Ibu tak  membelaku ketika aku menangis karena berkelahi dengan teman sepermainanku.Waktu itu aku kesal kepada ibu,karena sikapnya itu.Ibu seharusnya membelaku,anaknya.Tapi ibu adalah orang yang bijak,Ia tak ingin anaknya menjadi anak yang manja dan pengecut,ibu juga tak ingin anaknya menjadi anak yang suka menindas.Hanya nasehat yang ia berikan.
“Anakku sayang,kita diciptakan di dunia ini satu dengan yang lain adalah sebagai saudara,bukan sebagai musuh.Ibu yakin anak ibu adalah anak yang pemberani dan ibu percaya kamu adalah anak baik dan anak yang baik itu tidak suka berkelahi.besok jangan berkelahi lagi ya nak.” Kata ibu menasehatiku.

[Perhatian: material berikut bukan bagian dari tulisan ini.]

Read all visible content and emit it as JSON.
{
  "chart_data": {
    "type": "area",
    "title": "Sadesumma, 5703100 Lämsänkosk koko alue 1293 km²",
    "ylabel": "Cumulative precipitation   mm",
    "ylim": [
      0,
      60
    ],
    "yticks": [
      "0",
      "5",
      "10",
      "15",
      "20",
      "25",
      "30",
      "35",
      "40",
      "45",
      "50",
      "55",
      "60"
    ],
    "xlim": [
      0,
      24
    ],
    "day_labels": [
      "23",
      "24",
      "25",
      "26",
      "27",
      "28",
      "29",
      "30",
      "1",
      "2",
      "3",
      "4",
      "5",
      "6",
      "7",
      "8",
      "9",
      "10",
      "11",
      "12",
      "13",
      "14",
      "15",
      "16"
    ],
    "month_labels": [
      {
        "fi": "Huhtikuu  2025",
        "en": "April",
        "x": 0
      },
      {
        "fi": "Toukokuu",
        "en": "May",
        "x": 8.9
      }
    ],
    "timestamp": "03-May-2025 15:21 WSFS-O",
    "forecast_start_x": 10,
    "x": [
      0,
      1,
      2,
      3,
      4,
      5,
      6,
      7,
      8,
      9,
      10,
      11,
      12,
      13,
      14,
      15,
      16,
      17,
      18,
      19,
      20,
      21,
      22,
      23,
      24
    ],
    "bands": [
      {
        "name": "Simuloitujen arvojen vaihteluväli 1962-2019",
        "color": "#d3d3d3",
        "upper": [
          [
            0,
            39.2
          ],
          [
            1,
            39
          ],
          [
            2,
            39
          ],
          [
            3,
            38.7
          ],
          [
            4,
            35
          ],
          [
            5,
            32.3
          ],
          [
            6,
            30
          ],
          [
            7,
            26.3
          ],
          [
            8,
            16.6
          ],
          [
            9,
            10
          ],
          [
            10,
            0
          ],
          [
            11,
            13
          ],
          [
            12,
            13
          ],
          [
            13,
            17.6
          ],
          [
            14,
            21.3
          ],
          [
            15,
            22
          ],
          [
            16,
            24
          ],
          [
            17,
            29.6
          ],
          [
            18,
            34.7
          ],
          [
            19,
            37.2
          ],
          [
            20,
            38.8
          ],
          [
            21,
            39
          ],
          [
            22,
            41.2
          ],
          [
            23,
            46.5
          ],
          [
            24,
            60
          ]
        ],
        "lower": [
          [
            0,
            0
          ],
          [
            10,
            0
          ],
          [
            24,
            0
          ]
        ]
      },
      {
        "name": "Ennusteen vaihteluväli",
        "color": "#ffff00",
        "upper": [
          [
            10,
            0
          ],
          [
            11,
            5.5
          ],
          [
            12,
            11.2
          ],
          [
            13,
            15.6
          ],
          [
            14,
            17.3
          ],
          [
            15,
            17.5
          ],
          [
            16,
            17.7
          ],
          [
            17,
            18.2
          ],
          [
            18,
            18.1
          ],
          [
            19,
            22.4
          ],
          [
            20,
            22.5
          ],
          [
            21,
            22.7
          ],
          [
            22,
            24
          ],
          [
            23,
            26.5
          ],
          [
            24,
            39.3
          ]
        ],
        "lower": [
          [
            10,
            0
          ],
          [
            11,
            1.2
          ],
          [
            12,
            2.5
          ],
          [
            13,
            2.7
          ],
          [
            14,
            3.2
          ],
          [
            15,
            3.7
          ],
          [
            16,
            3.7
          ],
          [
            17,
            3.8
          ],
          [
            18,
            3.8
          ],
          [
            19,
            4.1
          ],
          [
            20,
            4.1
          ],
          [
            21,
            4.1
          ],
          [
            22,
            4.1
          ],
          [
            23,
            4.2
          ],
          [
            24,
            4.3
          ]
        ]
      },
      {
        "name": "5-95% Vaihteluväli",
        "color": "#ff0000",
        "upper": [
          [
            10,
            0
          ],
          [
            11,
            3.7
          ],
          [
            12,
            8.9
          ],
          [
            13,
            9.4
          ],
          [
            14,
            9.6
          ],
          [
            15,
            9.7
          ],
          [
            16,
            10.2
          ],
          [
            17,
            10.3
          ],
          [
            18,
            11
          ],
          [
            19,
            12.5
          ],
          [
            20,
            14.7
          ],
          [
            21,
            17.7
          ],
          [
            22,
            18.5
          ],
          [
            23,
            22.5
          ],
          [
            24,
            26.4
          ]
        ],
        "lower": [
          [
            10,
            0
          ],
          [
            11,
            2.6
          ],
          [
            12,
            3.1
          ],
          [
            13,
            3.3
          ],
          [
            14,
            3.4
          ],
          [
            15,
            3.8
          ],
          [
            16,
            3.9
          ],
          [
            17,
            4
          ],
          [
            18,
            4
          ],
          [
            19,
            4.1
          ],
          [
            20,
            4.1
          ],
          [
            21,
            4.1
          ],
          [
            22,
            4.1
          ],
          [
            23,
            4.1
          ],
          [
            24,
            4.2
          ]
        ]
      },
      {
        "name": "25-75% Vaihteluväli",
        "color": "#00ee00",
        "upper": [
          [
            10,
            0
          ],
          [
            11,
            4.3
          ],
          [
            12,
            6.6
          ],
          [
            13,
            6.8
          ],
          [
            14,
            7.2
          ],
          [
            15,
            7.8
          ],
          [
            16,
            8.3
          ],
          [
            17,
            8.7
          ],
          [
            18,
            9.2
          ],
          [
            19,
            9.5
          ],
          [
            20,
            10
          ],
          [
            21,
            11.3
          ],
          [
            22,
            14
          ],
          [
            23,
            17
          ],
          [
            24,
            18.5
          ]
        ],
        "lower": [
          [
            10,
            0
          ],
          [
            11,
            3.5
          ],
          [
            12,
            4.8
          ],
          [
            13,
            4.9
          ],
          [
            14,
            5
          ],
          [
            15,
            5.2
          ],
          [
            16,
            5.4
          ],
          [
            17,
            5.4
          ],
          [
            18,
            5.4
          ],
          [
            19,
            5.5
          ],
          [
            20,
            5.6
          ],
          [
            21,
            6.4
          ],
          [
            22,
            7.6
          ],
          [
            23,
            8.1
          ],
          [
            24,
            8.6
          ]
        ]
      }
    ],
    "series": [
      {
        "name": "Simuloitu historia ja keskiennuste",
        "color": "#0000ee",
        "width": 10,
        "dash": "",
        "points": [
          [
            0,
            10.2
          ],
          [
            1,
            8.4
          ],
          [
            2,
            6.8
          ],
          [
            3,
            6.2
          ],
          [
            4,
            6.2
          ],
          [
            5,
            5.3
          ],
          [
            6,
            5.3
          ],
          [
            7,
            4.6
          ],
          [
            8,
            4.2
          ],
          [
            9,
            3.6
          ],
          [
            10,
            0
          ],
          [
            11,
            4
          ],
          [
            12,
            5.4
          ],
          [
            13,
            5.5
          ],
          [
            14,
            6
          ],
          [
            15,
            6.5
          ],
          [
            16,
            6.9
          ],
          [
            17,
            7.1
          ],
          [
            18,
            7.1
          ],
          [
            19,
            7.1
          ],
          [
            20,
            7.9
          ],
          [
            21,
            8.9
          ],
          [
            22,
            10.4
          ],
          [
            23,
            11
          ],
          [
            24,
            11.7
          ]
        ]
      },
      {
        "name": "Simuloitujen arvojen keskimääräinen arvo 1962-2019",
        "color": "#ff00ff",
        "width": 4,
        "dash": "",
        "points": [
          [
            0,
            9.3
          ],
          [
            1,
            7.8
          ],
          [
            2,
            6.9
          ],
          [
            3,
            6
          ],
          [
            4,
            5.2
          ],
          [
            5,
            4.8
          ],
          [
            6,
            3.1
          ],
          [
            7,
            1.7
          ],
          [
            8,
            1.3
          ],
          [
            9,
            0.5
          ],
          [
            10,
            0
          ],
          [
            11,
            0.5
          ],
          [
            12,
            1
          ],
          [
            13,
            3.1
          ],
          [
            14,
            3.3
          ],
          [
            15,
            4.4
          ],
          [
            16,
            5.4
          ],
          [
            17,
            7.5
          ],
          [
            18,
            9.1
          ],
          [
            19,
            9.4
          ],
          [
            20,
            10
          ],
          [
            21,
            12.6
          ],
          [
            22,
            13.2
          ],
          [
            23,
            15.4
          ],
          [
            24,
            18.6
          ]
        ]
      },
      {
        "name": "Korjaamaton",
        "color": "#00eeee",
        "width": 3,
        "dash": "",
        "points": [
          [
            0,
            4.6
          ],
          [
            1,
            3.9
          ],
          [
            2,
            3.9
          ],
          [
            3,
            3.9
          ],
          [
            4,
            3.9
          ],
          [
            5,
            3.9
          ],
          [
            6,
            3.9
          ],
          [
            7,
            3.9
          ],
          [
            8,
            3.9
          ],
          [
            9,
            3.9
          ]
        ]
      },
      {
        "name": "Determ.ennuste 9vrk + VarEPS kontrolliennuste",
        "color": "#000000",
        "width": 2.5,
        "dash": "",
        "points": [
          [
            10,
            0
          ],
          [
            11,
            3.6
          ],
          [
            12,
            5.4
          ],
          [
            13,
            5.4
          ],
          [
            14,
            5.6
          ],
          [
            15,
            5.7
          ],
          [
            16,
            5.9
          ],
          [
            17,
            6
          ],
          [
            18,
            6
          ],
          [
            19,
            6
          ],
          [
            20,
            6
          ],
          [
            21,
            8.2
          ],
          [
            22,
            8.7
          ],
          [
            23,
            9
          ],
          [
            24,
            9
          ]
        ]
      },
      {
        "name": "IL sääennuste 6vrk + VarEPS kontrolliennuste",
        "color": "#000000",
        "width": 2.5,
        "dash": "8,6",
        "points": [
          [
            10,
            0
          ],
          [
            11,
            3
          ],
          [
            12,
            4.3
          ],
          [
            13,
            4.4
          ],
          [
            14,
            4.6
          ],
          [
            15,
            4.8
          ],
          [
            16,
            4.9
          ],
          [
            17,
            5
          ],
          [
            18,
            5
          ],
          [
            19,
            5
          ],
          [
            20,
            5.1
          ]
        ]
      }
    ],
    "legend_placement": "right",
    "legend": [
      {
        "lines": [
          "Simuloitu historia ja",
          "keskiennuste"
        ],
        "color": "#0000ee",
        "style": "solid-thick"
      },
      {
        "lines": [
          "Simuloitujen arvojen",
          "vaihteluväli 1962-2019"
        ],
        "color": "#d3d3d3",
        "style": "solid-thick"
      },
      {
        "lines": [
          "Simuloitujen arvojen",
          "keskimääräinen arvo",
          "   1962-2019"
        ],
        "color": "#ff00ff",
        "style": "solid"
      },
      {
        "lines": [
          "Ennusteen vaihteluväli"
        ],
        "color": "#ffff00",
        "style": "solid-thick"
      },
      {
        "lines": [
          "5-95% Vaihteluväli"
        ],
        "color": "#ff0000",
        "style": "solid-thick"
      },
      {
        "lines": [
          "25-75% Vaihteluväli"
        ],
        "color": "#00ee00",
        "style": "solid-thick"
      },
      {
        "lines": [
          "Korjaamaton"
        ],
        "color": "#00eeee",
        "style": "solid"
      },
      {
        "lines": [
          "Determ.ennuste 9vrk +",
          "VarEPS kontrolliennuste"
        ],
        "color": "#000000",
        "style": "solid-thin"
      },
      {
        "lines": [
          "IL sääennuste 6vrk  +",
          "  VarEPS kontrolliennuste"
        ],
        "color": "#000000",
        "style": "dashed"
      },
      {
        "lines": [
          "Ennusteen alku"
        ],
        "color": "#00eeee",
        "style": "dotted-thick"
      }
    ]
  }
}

Banyak sekali kenangan indah yang ku lalui bersama ibu dirumah ini,Ibu mendidikku dengan penuh cinta dan kasih sayang.Ibu mengajarkan banyak hal di sini,banyak pelajaran yang sangat berharga yang ku dapatkan dari ibu untuk kehidupanku kedepan.

****
Ku dengar suara orang yang sedang membaca Yasin ketika aku memasuki rumah.Perlahan ku buka selembar kain di depanku.Innalillahillahi wa innaillahirojiun,air mata ku semakin menetes deras ketika aku melihat seorang yang paling berjasa bagiku kini telah terbujur kaku.Orang yang sangat ku cintai dan orang yang paling berjasa dalam hidupku kini hanyalah seonggot mayat.Aku menangis sejadi-jadinya melihat semua itu,ku peluk tubuh mungil itu dan ku goyang-goyang agar bangun dan mengulangi kebahagiaan bersamaku seperti yang telah lalu,Tapi semua percuma,aku dan ibu harus berpisah untuk selama-lamanya,aku dan ibu harus mengikuti kehendak takdir untuk meraih kebahagiaan masing-masing.Allah mempunyai rencana yang tak kuasa aku menolaknya.

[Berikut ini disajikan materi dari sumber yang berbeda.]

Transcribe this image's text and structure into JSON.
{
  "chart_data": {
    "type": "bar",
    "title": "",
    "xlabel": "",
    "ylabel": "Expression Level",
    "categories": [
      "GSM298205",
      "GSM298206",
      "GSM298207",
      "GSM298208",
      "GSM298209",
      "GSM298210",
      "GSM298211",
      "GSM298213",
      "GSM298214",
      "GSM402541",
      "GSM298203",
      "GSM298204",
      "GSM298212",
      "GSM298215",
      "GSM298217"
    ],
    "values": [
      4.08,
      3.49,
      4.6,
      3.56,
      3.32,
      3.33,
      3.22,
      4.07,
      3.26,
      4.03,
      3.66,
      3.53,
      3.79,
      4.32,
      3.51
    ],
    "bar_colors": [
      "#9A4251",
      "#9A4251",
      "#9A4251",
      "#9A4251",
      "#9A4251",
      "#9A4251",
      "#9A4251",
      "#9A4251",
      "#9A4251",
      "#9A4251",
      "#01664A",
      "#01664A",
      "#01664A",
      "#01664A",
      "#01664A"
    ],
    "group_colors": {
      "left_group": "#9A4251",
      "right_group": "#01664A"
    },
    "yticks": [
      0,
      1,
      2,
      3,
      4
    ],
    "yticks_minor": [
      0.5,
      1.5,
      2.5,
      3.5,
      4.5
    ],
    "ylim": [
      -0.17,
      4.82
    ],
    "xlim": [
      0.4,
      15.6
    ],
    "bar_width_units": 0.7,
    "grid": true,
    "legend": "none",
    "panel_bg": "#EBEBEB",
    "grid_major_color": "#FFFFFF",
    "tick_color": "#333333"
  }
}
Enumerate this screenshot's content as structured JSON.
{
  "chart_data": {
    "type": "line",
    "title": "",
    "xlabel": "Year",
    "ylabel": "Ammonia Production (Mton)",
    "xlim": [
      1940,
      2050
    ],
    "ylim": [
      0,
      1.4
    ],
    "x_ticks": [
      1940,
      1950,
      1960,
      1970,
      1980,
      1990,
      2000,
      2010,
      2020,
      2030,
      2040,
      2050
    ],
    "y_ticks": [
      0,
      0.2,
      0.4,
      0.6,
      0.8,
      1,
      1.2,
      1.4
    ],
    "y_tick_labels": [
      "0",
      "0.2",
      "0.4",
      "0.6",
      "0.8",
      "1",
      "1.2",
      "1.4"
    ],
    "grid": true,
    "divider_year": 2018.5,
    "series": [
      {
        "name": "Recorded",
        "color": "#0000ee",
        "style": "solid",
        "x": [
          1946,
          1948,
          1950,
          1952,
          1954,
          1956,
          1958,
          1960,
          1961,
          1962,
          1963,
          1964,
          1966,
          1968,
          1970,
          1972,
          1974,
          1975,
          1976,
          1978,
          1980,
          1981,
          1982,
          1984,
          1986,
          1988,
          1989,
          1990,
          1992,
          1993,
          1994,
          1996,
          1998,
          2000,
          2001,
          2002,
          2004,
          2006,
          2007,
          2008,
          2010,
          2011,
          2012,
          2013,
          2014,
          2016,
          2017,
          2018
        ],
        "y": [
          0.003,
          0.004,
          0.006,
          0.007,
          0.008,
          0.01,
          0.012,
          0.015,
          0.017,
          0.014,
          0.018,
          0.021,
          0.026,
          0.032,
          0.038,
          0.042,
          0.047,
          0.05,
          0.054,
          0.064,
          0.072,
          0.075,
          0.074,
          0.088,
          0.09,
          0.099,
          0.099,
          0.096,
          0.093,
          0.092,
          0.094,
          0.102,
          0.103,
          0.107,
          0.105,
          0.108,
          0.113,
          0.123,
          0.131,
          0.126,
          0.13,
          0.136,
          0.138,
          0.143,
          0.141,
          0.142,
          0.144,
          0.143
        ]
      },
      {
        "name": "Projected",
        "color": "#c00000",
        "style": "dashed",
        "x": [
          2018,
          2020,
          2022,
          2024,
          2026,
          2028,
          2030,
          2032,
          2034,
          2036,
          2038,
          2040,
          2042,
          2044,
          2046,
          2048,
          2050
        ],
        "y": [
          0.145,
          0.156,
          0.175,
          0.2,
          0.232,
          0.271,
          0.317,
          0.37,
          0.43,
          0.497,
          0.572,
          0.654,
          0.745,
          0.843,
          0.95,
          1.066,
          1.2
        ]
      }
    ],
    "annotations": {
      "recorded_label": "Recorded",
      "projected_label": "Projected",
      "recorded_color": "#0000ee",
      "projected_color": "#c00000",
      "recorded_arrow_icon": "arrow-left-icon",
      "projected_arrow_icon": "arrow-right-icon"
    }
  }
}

Terus ku pandangi wajah pucat itu,ku tangkap sebuah senyuman di bibir mu dan seolah ibu berkata:
“Jangan menangis nak,Ibu harus pergi,tugas ibu untuk membimbingmu sudah selesai saatnya kau membimbing dirimu sendiri.amalkanlah ajaran yang ibu berikan,jadilah kau bintang yang terus bersinar,jangan menangis karena itu akan membuat ibu sedih.Ibu yakin kamu kuat nak.”

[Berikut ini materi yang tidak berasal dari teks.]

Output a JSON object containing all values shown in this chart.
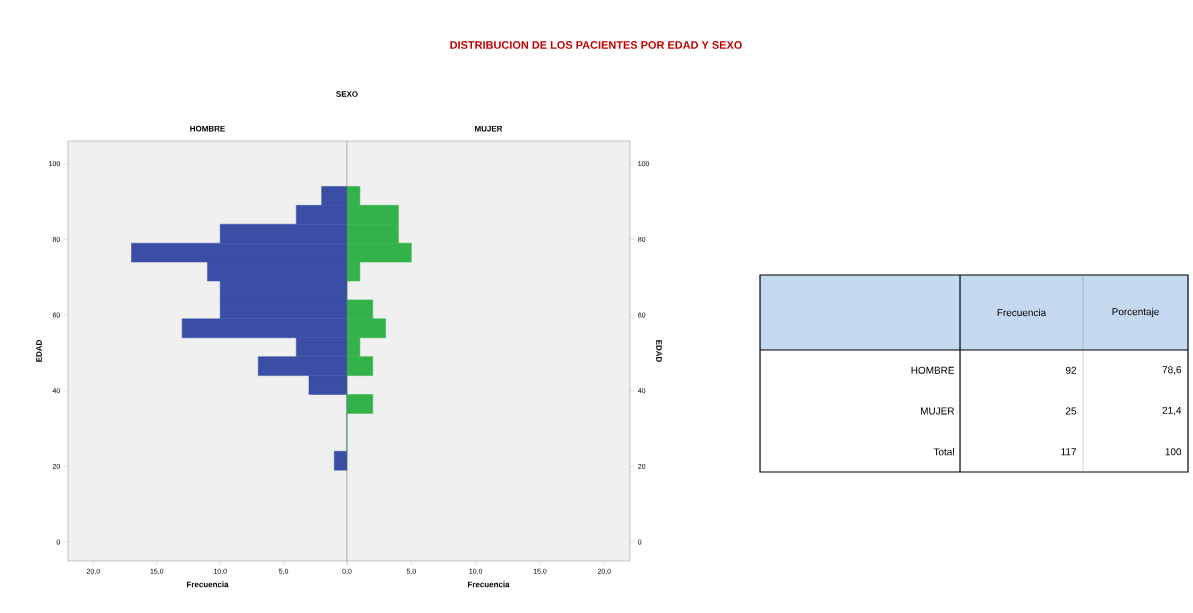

Tak akan ada lagi orang yang selalu mendongeng sebelum aku tidur,tak ada lagi yang mengajariku bernyanyi ria.Tak ada lagi guru yang paling utama dikehidupanku.Ibu telah benar-benar pergi meninggalkanku.Yang ada kini tinggal kenangan dan pelajaran kehidupan yang ku dapat darinya.Hanya doa yang bisa ku berikan untukmu ibu,semoga engkau bahagia di akherat yang kekal abadi.